Fliesstext Dialoge als Mikrokosmos des kulturellen Makrokosmos

 

 

Eine Grundvoraussetzung dafür, dass Gespräche gesellschaftliche Wirkung entfalten können, ist, dass sie wirklich als Mikrokosmos der Gesellschaft funktionieren. Ein wichtiger Vorläufer des Dialogkonzeptes in diesem Sinne ist Friedrich Daniel Ernst Schleiermacher (1768-1834). In vielen Arbeiten hat er die Bedeutung des Gesprächs zur Vergesellschaftung der Individuen, insbesondere zum Durchqueren der Distanz auseinander liegender Standpunkte betont. Seit etwa 1799 empfahl er, das 'gesellige Gespräch' als Modell für Kultur und Gesellschaft überhaupt zu nehmen. Man kann aber in unserer Gegenwart nicht mehr dabei stehen bleiben, das Gruppengespräch als Mikrokosmos des Makrokosmos Kultur zu postulieren. Vielmehr zeigt sich die neue Qualität des Dialogkonzepts gerade darin, dass das Setting von Gesprächen konsequent so gestaltet wird, dass es tatsächlich die Kulturen größerer Gruppen, Schichten oder Gesellschaften spiegeln kann. "In der Theorie der 'Mikrokultur' wird die These aufgestellt" schreibt David Bohm, "dass in einer Gruppe von zwanzig und mehr Personen ein repräsentativer Querschnitt einer Gesamtkultur zu finden sein kann, was eine Aufladung mit multiplen Sichtweisen und Wertesystemen ermöglicht". War es bei Schleiermacher und anderen Vertretern der Romantik noch eher die Kleingruppe, so experimentiert man 200 Jahre später mit Großgruppen von 50, ja bis zu 500 Personen. Die Komplexität von Kulturen, schon jene von Großbetrieben, erweist sich letztlich doch als größer, als man in der Geschichte lange Zeit annahm. Ein repräsentativer Querschnitt der Positionen und Meinungen verlangt nach der Einrichtung von Großgruppen.

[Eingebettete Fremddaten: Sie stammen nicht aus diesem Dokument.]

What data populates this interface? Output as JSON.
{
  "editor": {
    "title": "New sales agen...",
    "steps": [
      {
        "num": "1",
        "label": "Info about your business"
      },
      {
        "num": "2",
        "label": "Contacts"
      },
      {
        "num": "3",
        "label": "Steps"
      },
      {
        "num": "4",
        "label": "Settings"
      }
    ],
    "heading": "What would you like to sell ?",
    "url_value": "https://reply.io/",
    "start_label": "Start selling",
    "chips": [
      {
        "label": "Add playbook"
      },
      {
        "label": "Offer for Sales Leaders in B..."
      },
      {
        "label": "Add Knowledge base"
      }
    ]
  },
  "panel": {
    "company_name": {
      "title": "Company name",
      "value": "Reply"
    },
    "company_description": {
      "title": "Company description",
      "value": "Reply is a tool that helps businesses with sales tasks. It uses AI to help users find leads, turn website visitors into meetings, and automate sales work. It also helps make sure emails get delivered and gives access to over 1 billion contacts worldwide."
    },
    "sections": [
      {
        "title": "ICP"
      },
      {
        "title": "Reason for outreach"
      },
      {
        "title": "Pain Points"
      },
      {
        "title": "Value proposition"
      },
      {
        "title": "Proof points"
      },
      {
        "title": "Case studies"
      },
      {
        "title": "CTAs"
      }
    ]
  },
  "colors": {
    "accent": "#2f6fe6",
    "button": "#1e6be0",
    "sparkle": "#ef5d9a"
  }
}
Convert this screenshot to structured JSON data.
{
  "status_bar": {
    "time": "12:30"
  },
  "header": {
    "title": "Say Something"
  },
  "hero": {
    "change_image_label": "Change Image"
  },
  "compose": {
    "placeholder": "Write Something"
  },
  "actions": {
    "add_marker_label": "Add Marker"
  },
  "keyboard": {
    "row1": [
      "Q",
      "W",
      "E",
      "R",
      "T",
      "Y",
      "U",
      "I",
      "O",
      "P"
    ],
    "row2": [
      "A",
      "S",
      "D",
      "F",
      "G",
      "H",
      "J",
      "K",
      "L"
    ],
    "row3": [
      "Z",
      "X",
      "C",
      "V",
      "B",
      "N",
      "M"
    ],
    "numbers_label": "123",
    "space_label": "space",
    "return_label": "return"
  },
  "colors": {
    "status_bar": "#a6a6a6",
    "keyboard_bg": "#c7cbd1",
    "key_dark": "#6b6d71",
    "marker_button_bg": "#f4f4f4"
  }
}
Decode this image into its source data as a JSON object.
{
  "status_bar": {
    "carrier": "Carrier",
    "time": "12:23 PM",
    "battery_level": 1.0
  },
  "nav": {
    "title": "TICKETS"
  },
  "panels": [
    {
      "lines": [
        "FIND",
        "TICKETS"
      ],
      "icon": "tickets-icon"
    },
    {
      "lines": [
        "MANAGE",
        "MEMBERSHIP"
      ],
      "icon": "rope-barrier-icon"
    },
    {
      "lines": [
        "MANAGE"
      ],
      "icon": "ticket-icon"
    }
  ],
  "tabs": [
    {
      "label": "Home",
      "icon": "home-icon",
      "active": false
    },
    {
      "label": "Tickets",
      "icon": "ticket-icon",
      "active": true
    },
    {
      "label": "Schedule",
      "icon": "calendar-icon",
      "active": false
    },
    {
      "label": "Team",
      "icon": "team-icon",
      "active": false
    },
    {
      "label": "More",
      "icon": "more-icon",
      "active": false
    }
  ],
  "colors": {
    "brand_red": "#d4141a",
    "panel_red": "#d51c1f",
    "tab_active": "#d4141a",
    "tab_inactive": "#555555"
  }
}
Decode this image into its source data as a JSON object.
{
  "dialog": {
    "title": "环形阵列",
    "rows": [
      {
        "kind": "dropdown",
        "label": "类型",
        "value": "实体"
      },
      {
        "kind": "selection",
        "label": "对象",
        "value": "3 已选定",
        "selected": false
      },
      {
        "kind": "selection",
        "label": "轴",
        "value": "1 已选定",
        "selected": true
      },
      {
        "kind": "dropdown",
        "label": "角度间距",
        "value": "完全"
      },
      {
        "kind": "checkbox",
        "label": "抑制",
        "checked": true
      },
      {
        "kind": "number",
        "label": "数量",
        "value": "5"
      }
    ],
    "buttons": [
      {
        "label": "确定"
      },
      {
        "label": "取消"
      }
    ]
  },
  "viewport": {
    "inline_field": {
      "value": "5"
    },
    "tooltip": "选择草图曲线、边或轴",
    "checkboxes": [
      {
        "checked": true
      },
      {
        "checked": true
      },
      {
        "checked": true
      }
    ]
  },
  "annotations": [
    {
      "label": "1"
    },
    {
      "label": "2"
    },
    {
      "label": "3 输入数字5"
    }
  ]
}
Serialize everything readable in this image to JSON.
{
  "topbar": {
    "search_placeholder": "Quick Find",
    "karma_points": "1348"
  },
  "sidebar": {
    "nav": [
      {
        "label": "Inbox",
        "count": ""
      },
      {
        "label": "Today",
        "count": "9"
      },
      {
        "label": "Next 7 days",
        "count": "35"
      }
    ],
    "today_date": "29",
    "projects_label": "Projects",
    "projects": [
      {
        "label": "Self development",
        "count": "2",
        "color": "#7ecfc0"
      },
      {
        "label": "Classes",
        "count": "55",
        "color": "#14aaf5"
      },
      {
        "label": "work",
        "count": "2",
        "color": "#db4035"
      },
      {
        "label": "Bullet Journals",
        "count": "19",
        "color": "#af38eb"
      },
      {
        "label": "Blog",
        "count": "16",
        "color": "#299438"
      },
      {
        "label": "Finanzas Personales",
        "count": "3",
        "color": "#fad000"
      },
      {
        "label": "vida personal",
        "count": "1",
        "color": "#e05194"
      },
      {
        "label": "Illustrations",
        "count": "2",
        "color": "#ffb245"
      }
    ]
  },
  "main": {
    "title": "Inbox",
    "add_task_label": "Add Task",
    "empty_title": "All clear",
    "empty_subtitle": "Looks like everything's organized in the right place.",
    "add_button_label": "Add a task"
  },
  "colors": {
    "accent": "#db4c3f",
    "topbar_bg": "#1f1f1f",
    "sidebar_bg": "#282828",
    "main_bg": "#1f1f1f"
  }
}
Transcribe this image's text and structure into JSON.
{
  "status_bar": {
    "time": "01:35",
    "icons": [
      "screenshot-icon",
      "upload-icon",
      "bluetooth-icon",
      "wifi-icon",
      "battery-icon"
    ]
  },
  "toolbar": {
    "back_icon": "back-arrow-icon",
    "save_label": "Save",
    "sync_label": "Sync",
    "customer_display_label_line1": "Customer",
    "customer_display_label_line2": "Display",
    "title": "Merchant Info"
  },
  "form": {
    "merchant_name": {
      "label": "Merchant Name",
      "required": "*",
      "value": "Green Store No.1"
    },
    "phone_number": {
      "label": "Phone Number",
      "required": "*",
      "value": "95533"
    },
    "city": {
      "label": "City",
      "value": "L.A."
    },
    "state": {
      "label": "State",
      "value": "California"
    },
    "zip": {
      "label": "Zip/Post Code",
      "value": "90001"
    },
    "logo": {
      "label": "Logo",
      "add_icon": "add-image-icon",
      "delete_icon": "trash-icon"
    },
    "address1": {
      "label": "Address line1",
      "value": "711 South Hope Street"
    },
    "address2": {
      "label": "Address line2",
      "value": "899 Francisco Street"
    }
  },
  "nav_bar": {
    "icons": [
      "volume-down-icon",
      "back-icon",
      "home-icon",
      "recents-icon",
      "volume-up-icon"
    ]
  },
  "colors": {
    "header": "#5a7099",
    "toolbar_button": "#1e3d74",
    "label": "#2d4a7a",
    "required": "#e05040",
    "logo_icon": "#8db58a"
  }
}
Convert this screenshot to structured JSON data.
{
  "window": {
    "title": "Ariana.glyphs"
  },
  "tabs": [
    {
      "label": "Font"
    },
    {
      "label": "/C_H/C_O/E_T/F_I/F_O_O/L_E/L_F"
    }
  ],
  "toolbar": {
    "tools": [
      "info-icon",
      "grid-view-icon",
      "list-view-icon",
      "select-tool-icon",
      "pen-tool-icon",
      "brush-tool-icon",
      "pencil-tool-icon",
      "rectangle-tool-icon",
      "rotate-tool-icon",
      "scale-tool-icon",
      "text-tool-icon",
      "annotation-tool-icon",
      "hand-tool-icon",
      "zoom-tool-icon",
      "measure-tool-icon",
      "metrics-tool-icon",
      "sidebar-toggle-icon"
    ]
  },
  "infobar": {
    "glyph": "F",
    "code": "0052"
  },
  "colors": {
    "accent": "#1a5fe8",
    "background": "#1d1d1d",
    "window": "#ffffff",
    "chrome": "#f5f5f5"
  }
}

Dialoge als Spiegel von Organisationskulturen zu institutionalisieren, das gehört mittlerweile auch zum Handwerkzeug kommunikativen Managements und der modernen Organisationsentwicklung. In diesem Bereich, in der Orientierung der Unternehmen auf die Anforderungen der Informationsgesellschaft, liegen weitere Ursachen für die wachsende Bedeutung des dialogischen Gesprächs. Aus diesem Bereich stammen auch die bei weitem häufigsten Vorschläge für eine Professionalisierung des Dialogs.